The Sixteen Best Jersey City Art Shows of 2025

The Sixteen Best Jersey City Art Shows of 2025

Last year at this time, I was unsure of myself. For the first time in a while, I’d missed shows — including some important ones. I could write about my favorites, but I couldn’t pretend to be comprehensive. It was entirely possible that the Jersey City art exhibition I would’ve liked the best was one that I didn’t get to.

That was then. Over the past twelve months, I’ve made a point of catching everything I could. If an exhibition was mounted anywhere in town, it went right on the calendar. Comprehensiveness doesn’t give me better taste and judgment, but it does confer a certain authority on the words I’m about to write. If you had something to show me, chances are, I saw it. If you had something to say, I listened.
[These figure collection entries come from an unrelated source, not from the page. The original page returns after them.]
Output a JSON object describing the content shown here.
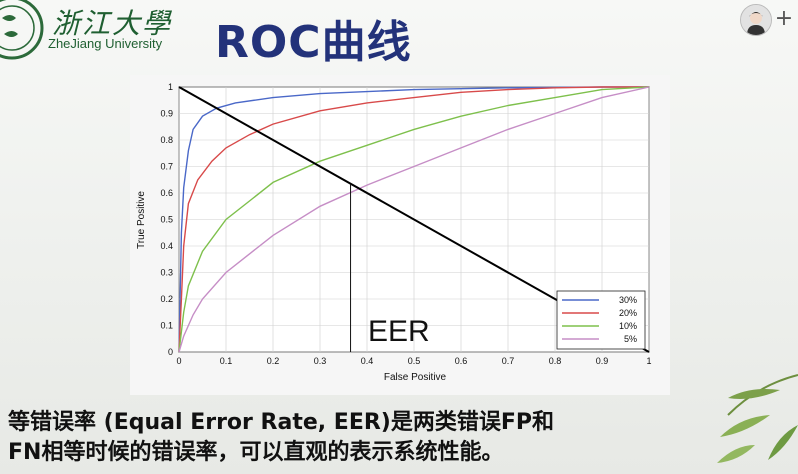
{
  "header": {
    "logo_script": "浙江大學",
    "logo_english": "ZheJiang University",
    "slide_title": "ROC曲线"
  },
  "toolbar": {
    "add_label": "+",
    "avatar_icon": "user-avatar-icon"
  },
  "chart_data": {
    "type": "line",
    "xlabel": "False Positive",
    "ylabel": "True Positive",
    "xlim": [
      0,
      1
    ],
    "ylim": [
      0,
      1
    ],
    "x_ticks": [
      "0",
      "0.1",
      "0.2",
      "0.3",
      "0.4",
      "0.5",
      "0.6",
      "0.7",
      "0.8",
      "0.9",
      "1"
    ],
    "y_ticks": [
      "0",
      "0.1",
      "0.2",
      "0.3",
      "0.4",
      "0.5",
      "0.6",
      "0.7",
      "0.8",
      "0.9",
      "1"
    ],
    "grid": true,
    "legend_position": "bottom-right",
    "series": [
      {
        "name": "30%",
        "color": "#4a68c8",
        "x": [
          0,
          0.005,
          0.01,
          0.02,
          0.03,
          0.05,
          0.08,
          0.12,
          0.2,
          0.3,
          0.5,
          0.7,
          0.9,
          1
        ],
        "y": [
          0,
          0.45,
          0.62,
          0.76,
          0.84,
          0.89,
          0.92,
          0.94,
          0.96,
          0.975,
          0.99,
          0.997,
          1,
          1
        ]
      },
      {
        "name": "20%",
        "color": "#d84a4a",
        "x": [
          0,
          0.005,
          0.01,
          0.02,
          0.04,
          0.07,
          0.1,
          0.15,
          0.2,
          0.3,
          0.4,
          0.5,
          0.6,
          0.7,
          0.8,
          0.9,
          1
        ],
        "y": [
          0,
          0.2,
          0.4,
          0.56,
          0.65,
          0.72,
          0.77,
          0.82,
          0.86,
          0.91,
          0.94,
          0.96,
          0.98,
          0.99,
          0.997,
          1,
          1
        ]
      },
      {
        "name": "10%",
        "color": "#7ec04c",
        "x": [
          0,
          0.01,
          0.02,
          0.05,
          0.1,
          0.15,
          0.2,
          0.3,
          0.4,
          0.5,
          0.6,
          0.7,
          0.8,
          0.9,
          1
        ],
        "y": [
          0,
          0.15,
          0.25,
          0.38,
          0.5,
          0.57,
          0.64,
          0.72,
          0.78,
          0.84,
          0.89,
          0.93,
          0.96,
          0.99,
          1
        ]
      },
      {
        "name": "5%",
        "color": "#c68ec6",
        "x": [
          0,
          0.01,
          0.03,
          0.05,
          0.1,
          0.15,
          0.2,
          0.3,
          0.4,
          0.5,
          0.6,
          0.7,
          0.8,
          0.9,
          1
        ],
        "y": [
          0,
          0.06,
          0.14,
          0.2,
          0.3,
          0.37,
          0.44,
          0.55,
          0.63,
          0.7,
          0.77,
          0.84,
          0.9,
          0.96,
          1
        ]
      }
    ],
    "diagonal": {
      "x": [
        0,
        1
      ],
      "y": [
        1,
        0
      ],
      "color": "#000000"
    },
    "eer_marker": {
      "x": 0.365,
      "y": 0.635,
      "label": "EER"
    }
  },
  "caption": {
    "line1": "等错误率 (Equal Error Rate, EER)是两类错误FP和",
    "line2": "FN相等时候的错误率，可以直观的表示系统性能。"
  }
}
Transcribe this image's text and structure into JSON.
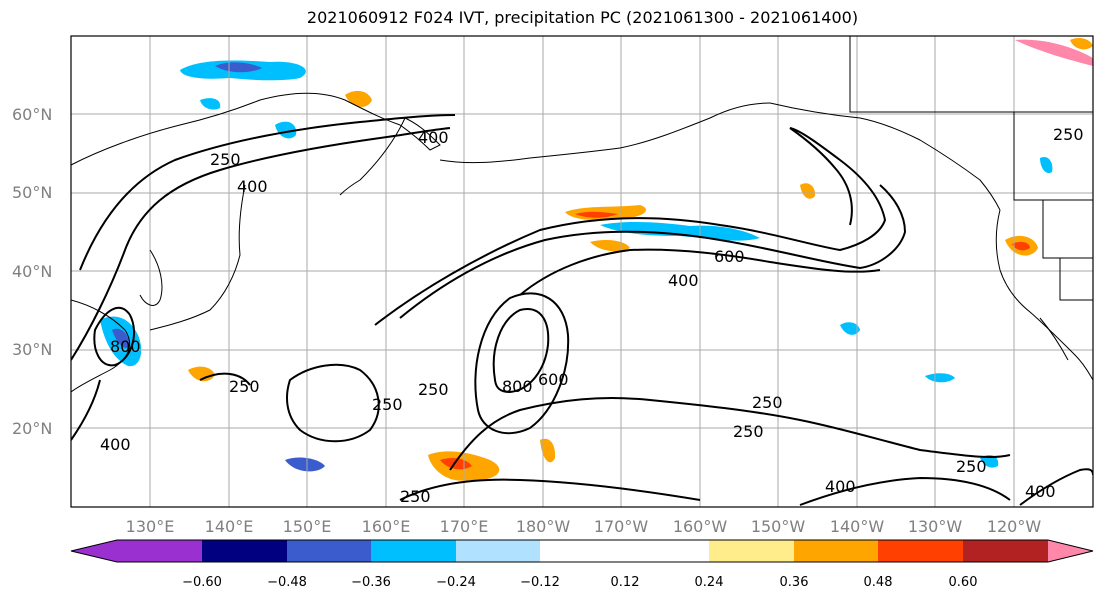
{
  "title": "2021060912 F024 IVT, precipitation PC (2021061300 - 2021061400)",
  "map": {
    "lat_labels": [
      "60°N",
      "50°N",
      "40°N",
      "30°N",
      "20°N"
    ],
    "lon_labels": [
      "130°E",
      "140°E",
      "150°E",
      "160°E",
      "170°E",
      "180°W",
      "170°W",
      "160°W",
      "150°W",
      "140°W",
      "130°W",
      "120°W"
    ],
    "contour_labels": [
      "400",
      "400",
      "600",
      "400",
      "250",
      "250",
      "250",
      "800",
      "600",
      "250",
      "250",
      "400",
      "250",
      "250",
      "400",
      "400",
      "250",
      "250",
      "800"
    ]
  },
  "colorbar": {
    "ticks": [
      "−0.60",
      "−0.48",
      "−0.36",
      "−0.24",
      "−0.12",
      "0.12",
      "0.24",
      "0.36",
      "0.48",
      "0.60"
    ],
    "colors": [
      "#9b30d0",
      "#000080",
      "#3a5ccc",
      "#00bfff",
      "#b0e2ff",
      "#ffffff",
      "#ffec8b",
      "#ffa500",
      "#ff4000",
      "#b22222",
      "#ff88aa"
    ]
  }
}
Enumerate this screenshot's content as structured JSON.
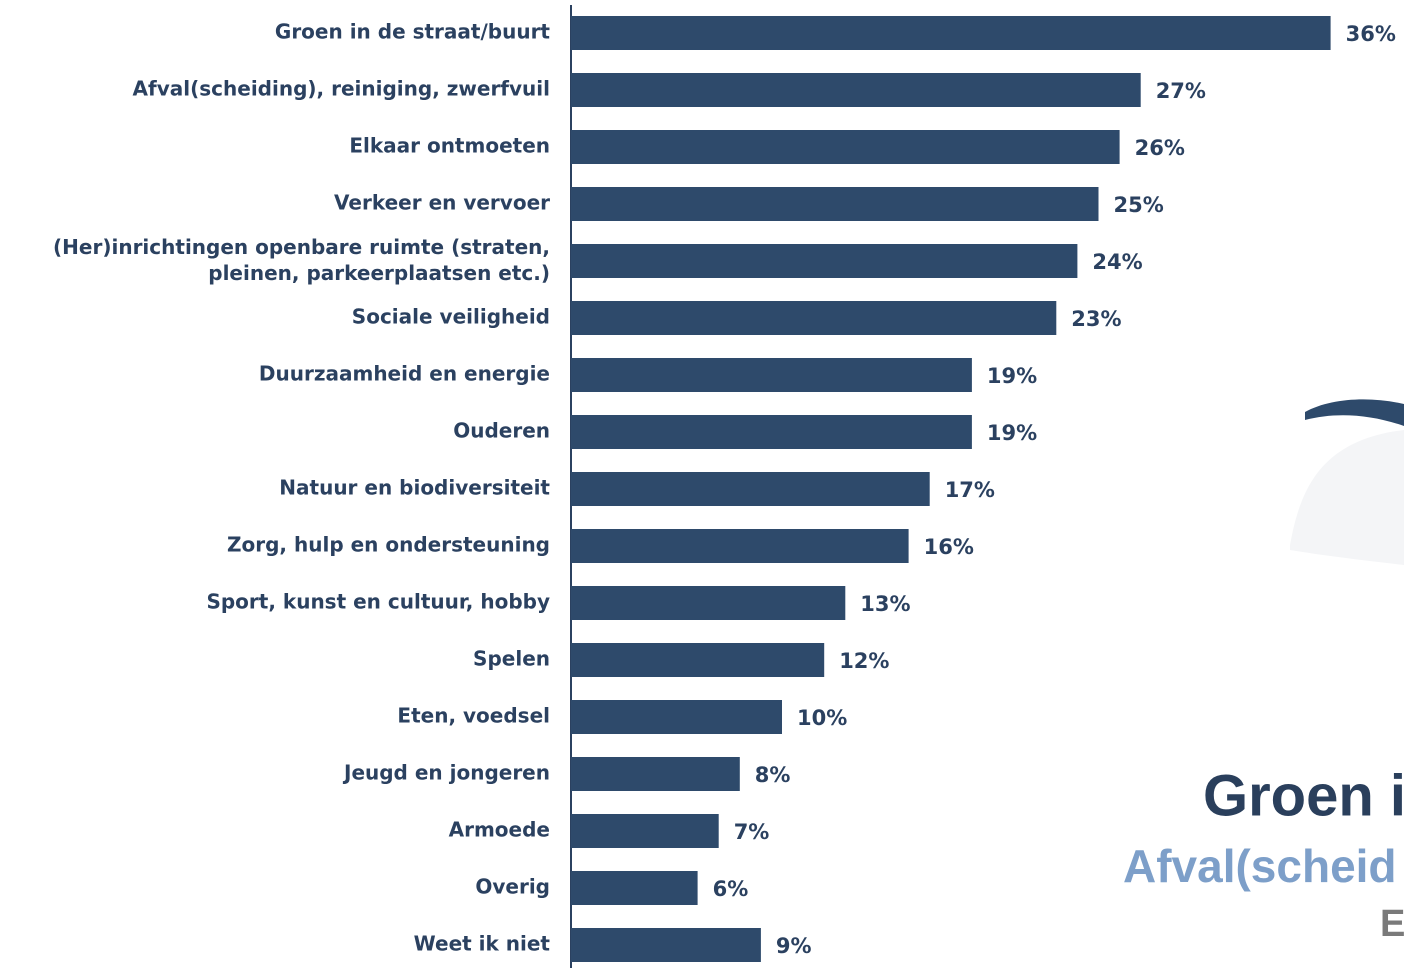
{
  "chart_data": {
    "type": "barh",
    "categories": [
      "Groen in de straat/buurt",
      "Afval(scheiding), reiniging, zwerfvuil",
      "Elkaar ontmoeten",
      "Verkeer en vervoer",
      "(Her)inrichtingen openbare ruimte  (straten,\npleinen, parkeerplaatsen etc.)",
      "Sociale veiligheid",
      "Duurzaamheid en energie",
      "Ouderen",
      "Natuur en biodiversiteit",
      "Zorg, hulp en ondersteuning",
      "Sport, kunst en cultuur, hobby",
      "Spelen",
      "Eten, voedsel",
      "Jeugd en jongeren",
      "Armoede",
      "Overig",
      "Weet ik niet"
    ],
    "values": [
      36,
      27,
      26,
      25,
      24,
      23,
      19,
      19,
      17,
      16,
      13,
      12,
      10,
      8,
      7,
      6,
      9
    ],
    "value_labels": [
      "36%",
      "27%",
      "26%",
      "25%",
      "24%",
      "23%",
      "19%",
      "19%",
      "17%",
      "16%",
      "13%",
      "12%",
      "10%",
      "8%",
      "7%",
      "6%",
      "9%"
    ],
    "color": "#2e4a6b"
  },
  "decoration": {
    "words": [
      "Groen i",
      "Afval(scheid",
      "E"
    ]
  }
}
Thus, you can be confident that this list reflects the values and my experience of a person who has spent the year engaging with visual art as it is expressed in Jersey City. That doesn’t mean that it reflects yours. If you’re reading this, it’s likely that you’ve got your own ideas about the best art shows of 2025 and your own criteria for your assessment. I’d love to know what you think and why. In that spirit of dialogue, here are my choices:

16. Sarah Mueller: Reconstructions @ Art House Productions (345 Marin Boulevard)

It was another strong year for the glass-walled gallery on the western edge of the Powerhouse Arts District. Curator Andrea McKenna continued a hot streak that began well before the new theater opened, mounting one dramatic show after another: Deb Sinha’s cityscapes and roughneck characters, Cheryl Gross’s mythologically inspired fold-out wooden folios, and an Animalia show presented for the Studio Tour that was busy with charismatic depictions of beasts. That taste for the grand visual gesture extended to “Reconstructions,” a solo show dedicated to the work of the town’s most spectral portraitist. Sarah Mueller’s canvases are a rush of eye-catching color that come on like waves. Once engulfed, it becomes apparent that she’s painting pictures of people — smeared, occasionally ghostly people, but distinct human figures nevertheless. Mueller’s work is full of blurry afterimages, distortions, and implied motion. But she’s never spooky for the sake of sensation, and she never overplays her hand. Instead, her interiors are austere and slightly unsettling, and the people who populate these scenes are marked by shadow. In particular, Mueller’s image of a young woman in a red dress crossing the street by taxi headlights shimmered with Hudson County mystery. 

5. DISTORT: Ending Up @ Art House Productions (345 Marin Blvd.)

It’s rare that an art show changes the physical dimensions of a gallery permanently. I suppose that DISTORT and Andrea McKenna could remove the section of wall where the plaster appears to liquify and drip if they’d like to, but I doubt they ever will. It’s a visual acknowledgment that a searing thing happened in this gallery during the late spring, and a permanent tribute to the intensity and glorious color that DISTORT brought to his solo show. The melting wall helped to set the scene, but the main attractions were the large canvases and the thrilling sense of verticality generated by a muralist who has spend a lot of time at the tops of buildings. In “Ending Up,” DISTORT located the city within a crevasse of a misty forest reminiscent of the Bergen Arches. His perspective put us on the lip of the cliff, staring down at the tops of skyscrapers. The purple and pink lights of the populated zone cast a glow on the leaves and the firmament. In DISTORT’s paintings, the divisions between the built environment and the natural world were difficult to pinpoint. Here, the urban and the rural blurred into each other, leapt the language barrier, and stayed in conversation, with the tower blocks imitating the trees and the stone pathways through the woods resembling streets. Nothing to do, then, but affix a rope to the rockface and swing down into the abyss.